Essa é uma trincheira difícil de ser tomada. Fora os aspectos não necessariamente aceitáveis do ponto de vista ético, o interesse dos negócios tem sabido esgrimir fundamentos ponderáveis, nos centros globais de controle político e financeiro, mas também em países dependentes das diretrizes desses centos cada vez mais intensamente na linha negacionista e por meio de um lobby legislativo e acadêmico
Em matéria assinada por Hélen Freitas, publicada https://reporterbrasil.org.br/2024/02/ibama-reavalia-agrotoxico-mortal-abelhas-tiametoxam/, com o título – Agro x ciência: indústria faz lobby por agrotóxico letal a abelhas, essa estratégia é descrita para mostrar como fabricantes procuram incidir no sistema legislativo, no judiciário e de controle administrativo, coletando e documentando evidências científicas, a seu jeito enviesado, para garantir vendas e distribuição no Brasil, de agrotóxicos, afetando o controle de pragas em diversas lavouras, adiando o quanto possa os processos de avaliação e calçando a tramitação de leis e regulamentos.

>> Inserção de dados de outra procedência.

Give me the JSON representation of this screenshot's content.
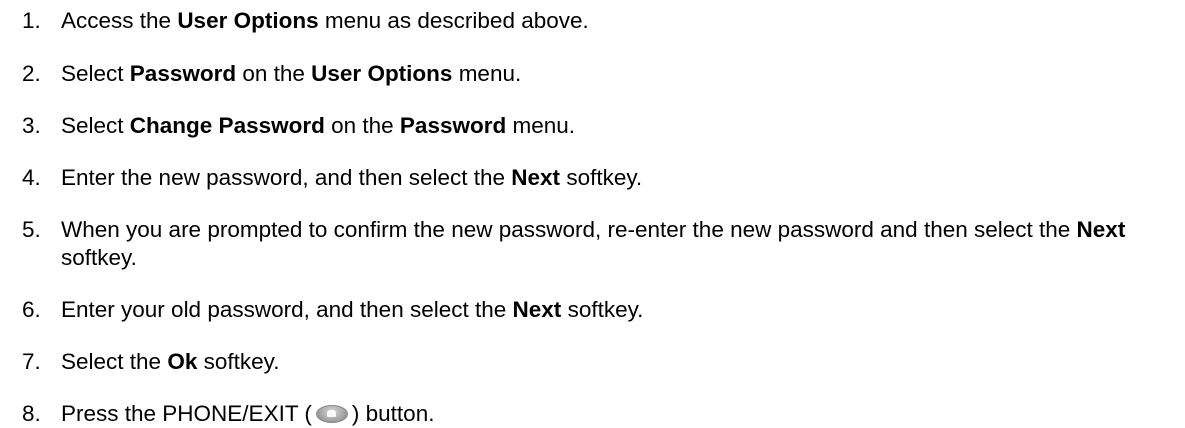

Com o apoio de associações do agronegócio, de frentes parlamentares agropecuárias ou ruralistas, no caso reportado, a matéria identifica, com esses vieses, mais de 30 estudos ao processo de reavaliação, na tentativa de comprovar a segurança do produto, a inexistência de riscos, com as orientações desses estudos e de adequada cpacitação.

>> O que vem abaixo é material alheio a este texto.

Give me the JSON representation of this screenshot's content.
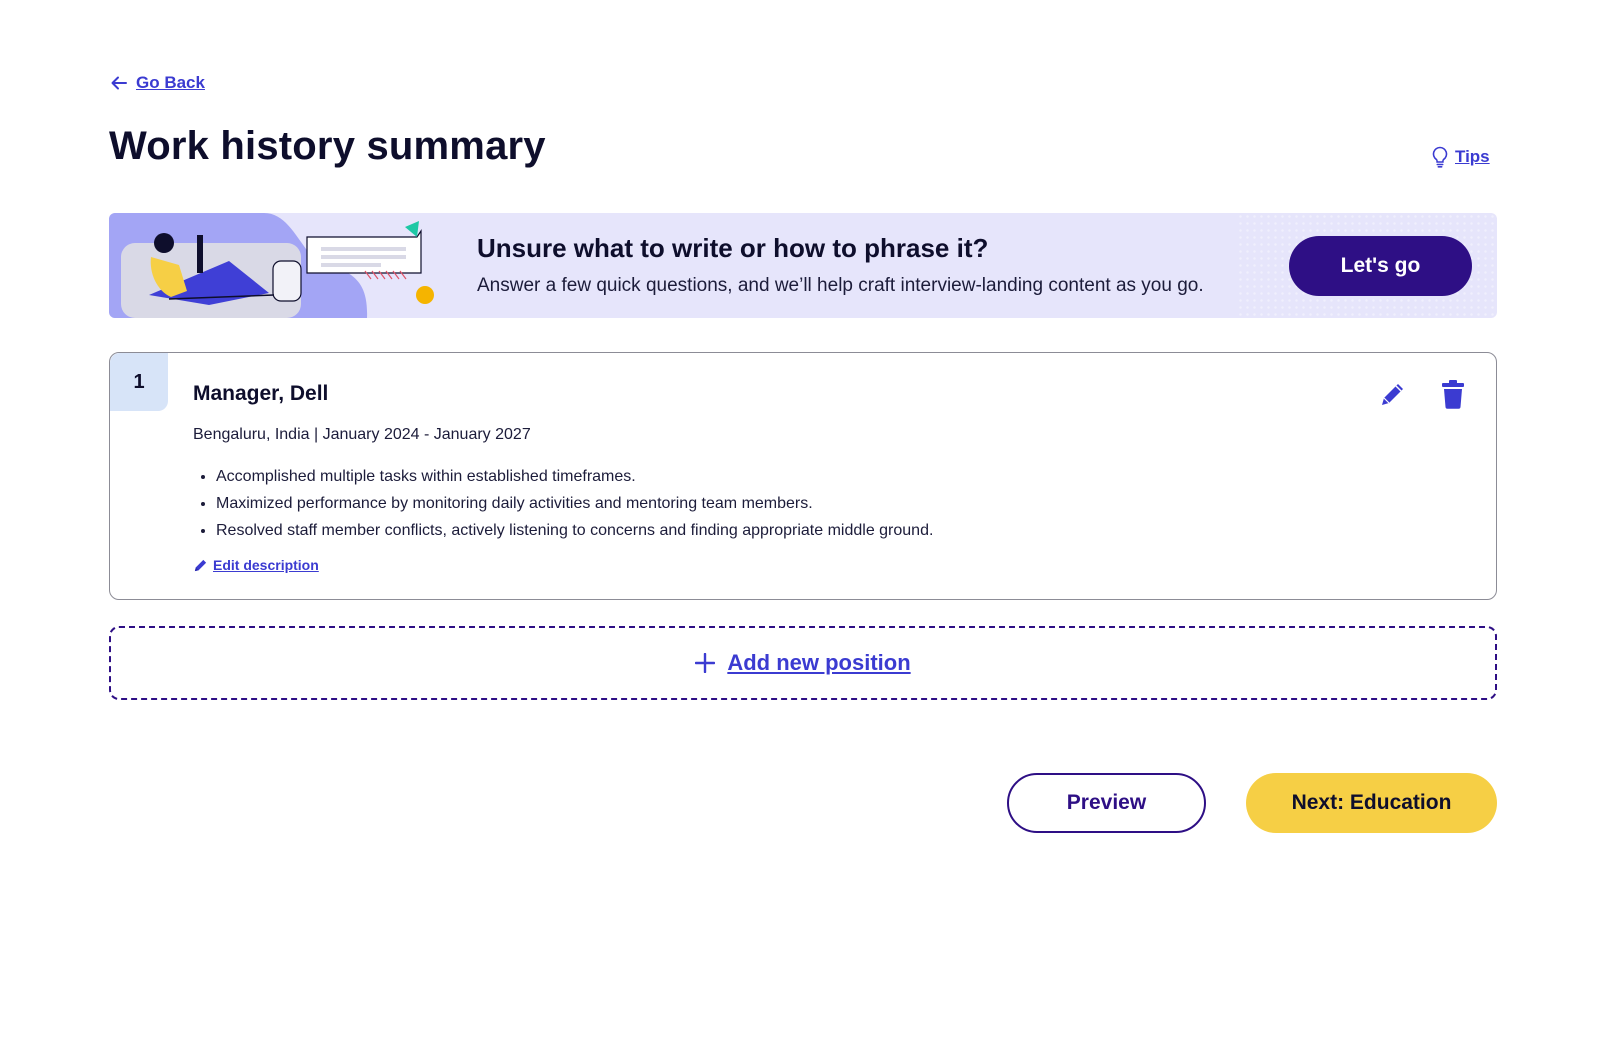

Numa outra matéria, publicada na respeitada página do Instituto Humanitas, da Unisinos, em São Leopoldo – https://www.ihu.unisinos.br/645575-petroleiras-promovem-negacionismo-soft-patrocinando-influencers-de-ciencia -, a partir de uma entrevista especial com Caetano Kayuna Sordi, esse professor de antropologia traz conceitos e pautas que colocam animais e sociedade em foco, seja em embate, seja em acordo (Animais e sociedade: domesticação, conflito de cosmologias e direitos), com base em levantamento que identifica a divulgação por petrolíferas, no Brasil, com a manifestação de influencers de ciência, propagando “conteúdos que variam desde um minidocumentário sobre como funciona a extração de combustíveis fósseis na floresta amazônica, com “explicações” sobre como isso pode acontecer de forma “sustentável”, até materiais que destacam a “segurança e confiabilidade” da indústria de combustíveis fósseis no Brasil”. Para o professor, “o envolvimento de influencers de ciência faz parte da estratégia publicitária das empresas de energia fóssil para validar sua “licença social” em tempos de questionamentos crescentes sobre seu papel inequívoco na crise climática atual. A negação pura e simples, como era comum no passado, ficou inviável agora por conta da intensificação de eventos climáticos extremos. Assim, o negacionismo avança em uma abordagem mais insidiosa – e as vozes científicas têm um peso importante nessa validação”.
E a estratégia visa a um fim, estabelecer credibilidade, conforme, na matéria explica Alexandre Costa, professor da Universidade Estadual do Ceará (UECE): “A credibilidade dos divulgadores [científicos] junto aos setores mais progressistas da sociedade e ao segmento que ouve mais a ciência é muito grande. Capturar esse segmento, neutralizá-lo e cooptá-lo, seja qual for o grau, é de interesse para essas empresas. Esse é o novo jogo, é o negacionismo soft. Esse negacionismo soft pode ser mais perigoso do que a versão histérica do passado, já que este só mobiliza a bolha extremista, enquanto aquele pode seduzir e neutralizar uma parcela mais ampla da sociedade – ‘justamente a parcela que poderia mobilizar pela causa climática’”.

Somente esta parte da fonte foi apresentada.